首先殺人的數個軍士,殺啊殺,一鼓作氣的衝,衝呀衝,帶著殺性拚命衝前,衝過了七間茅舍,還在衝,但隻是腰下的身子腳步再衝,上身嘛,衝到終站了!不知從兩旁茅舍何時躍出的大刀、爛刀、崩劍、破劍,攔腰斬斷第一批軍士的腰腹。他們先用孩童來阻減入侵者殺性,生命在胡同內,真比地底泥更賤。

死了第一批,餘下的殺意更狂,大夥兒瘋狂的殺,更瘋狂的衝。兩旁人睡了的胡同貧民,被血腥驚醒,從席下、地上,又或枕下、**,隨後急急抽出刀、劍或槍棍,從四方八麵躍前便殺。

陳良剛殺了兩什持短戟的瘋漢,右肩已被刺叉插穿,左掌轟斃來敵,立翻刀護身力劈,他又怎會知悉剛轟殺了一個六十老婆婆!

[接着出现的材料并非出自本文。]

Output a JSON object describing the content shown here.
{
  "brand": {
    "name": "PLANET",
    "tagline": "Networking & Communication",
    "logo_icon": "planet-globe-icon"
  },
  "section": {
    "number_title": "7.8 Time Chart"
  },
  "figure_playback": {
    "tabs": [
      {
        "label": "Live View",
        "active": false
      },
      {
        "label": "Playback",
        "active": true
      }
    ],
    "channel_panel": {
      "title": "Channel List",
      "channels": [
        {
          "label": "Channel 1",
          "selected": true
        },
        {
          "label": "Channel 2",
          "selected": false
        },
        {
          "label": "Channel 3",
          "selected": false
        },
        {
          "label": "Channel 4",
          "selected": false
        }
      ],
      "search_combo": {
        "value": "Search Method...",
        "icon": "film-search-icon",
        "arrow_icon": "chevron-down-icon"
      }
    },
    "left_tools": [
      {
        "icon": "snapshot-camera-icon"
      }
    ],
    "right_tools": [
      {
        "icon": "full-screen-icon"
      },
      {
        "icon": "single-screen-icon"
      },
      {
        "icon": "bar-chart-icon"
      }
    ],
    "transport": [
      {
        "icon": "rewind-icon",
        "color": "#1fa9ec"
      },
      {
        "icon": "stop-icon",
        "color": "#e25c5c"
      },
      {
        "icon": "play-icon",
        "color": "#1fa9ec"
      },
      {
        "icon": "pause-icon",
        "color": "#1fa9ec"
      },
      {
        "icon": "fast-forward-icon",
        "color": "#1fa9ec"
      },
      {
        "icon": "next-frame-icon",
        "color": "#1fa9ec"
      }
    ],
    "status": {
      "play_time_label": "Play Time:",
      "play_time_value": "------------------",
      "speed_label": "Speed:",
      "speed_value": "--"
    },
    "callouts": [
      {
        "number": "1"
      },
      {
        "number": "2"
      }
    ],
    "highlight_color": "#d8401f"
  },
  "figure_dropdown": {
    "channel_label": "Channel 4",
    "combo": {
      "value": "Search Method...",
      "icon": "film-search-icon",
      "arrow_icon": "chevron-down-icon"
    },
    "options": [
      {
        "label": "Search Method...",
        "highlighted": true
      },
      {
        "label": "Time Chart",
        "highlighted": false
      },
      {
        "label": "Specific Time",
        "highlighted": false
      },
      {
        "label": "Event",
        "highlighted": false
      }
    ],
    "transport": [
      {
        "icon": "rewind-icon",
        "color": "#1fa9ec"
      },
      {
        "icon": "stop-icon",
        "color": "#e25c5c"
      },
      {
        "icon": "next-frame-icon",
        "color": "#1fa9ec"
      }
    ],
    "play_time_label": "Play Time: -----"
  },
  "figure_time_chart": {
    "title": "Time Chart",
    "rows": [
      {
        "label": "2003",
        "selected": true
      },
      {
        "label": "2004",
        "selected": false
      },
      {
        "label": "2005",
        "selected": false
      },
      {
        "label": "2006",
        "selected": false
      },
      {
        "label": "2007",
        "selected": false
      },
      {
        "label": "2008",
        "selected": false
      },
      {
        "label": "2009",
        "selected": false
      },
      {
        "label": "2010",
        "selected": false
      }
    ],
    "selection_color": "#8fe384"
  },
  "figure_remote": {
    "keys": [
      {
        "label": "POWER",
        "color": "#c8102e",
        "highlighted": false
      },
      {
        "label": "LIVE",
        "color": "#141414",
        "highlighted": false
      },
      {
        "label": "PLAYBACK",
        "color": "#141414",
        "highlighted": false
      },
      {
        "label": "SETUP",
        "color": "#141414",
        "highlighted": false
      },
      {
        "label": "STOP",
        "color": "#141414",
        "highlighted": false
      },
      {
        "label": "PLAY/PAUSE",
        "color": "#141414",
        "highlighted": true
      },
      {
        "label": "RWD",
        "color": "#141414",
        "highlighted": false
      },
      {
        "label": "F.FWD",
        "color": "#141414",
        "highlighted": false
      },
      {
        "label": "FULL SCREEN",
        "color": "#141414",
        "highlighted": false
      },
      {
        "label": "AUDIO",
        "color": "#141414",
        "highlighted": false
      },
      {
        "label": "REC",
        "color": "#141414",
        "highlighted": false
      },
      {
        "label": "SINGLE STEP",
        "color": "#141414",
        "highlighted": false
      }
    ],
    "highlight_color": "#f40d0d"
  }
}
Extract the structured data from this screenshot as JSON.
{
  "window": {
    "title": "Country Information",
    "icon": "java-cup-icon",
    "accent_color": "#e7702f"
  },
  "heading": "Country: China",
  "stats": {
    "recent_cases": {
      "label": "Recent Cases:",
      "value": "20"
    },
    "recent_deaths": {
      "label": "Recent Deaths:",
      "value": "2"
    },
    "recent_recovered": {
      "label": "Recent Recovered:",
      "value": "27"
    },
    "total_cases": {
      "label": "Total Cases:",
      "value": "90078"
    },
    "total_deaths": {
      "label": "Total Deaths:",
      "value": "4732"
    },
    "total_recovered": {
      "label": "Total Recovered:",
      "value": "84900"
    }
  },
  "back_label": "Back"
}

因在狹長拘促的胡同如此斬殺,任你一身高強武藝也徒歎奈何。近千胡同貧民如狼似虎的瘋癲撲出來殺啊殺,甚至要壓在同伴身上亂揮刀亂劈。

衝入胡同的人,擋得從上撲下的、殺得左右前後,又顧不了從朽木間板刺插出來的長槍或矛。

屍體或未死幹死淨的,開始疊了起來。左方走出小頑童拿著匕首,對著被壓個半死未斷氣的軍士哥兒,拉出舌頭,一刀割掉,還吞下肝子慢慢咀嚼。

咳不停都把他的狂性發揮得淋漓盡致。十指鐵爪,擋者披靡,殺得痛快淋漓,身體也多了無數血痕、血洞。

魏廖在秦公公的鐵腿橫掃,與及文盲鐵扇子戳插大開殺界開出的大血路上,猛地揮劍見頭顱便劈掉,邊劈邊狂笑,劈得如癡如醉。

一排又一排的血肉身軀倒下,咳得已吐了三大口血的咳不停竟衝了在最前,已抵胡同心髒中央。他沒有再衝,畢竟老頭兒較緊張生命,時日無多,也無謂把他縮得更短。

血和肉,把胡同填得滿滿,大家很自然地踐踏著別人屍首再殺。

最前頭的半日安沒有再衝,小心奕奕當然有他好處。大夥兒殺得屍山堆積,也不知殺了多少人,殺得手軟腳軟之際,第二回的殺浪才驟然而至。來敵不衝;咱們衝。又是殺聲震天的衝殺,方向可倒轉了,數以百計的胡同殺神殺將過來,從後殺衝上前。

怎可能在這狹窄胡同,抵擋得住數百人的狂衝殺撞?一輪砰砰轟隆,七、八個軍士全給衝後倒飛而去,層層疊疊的擠到一塊,壓在旁邊的一個大坑裏。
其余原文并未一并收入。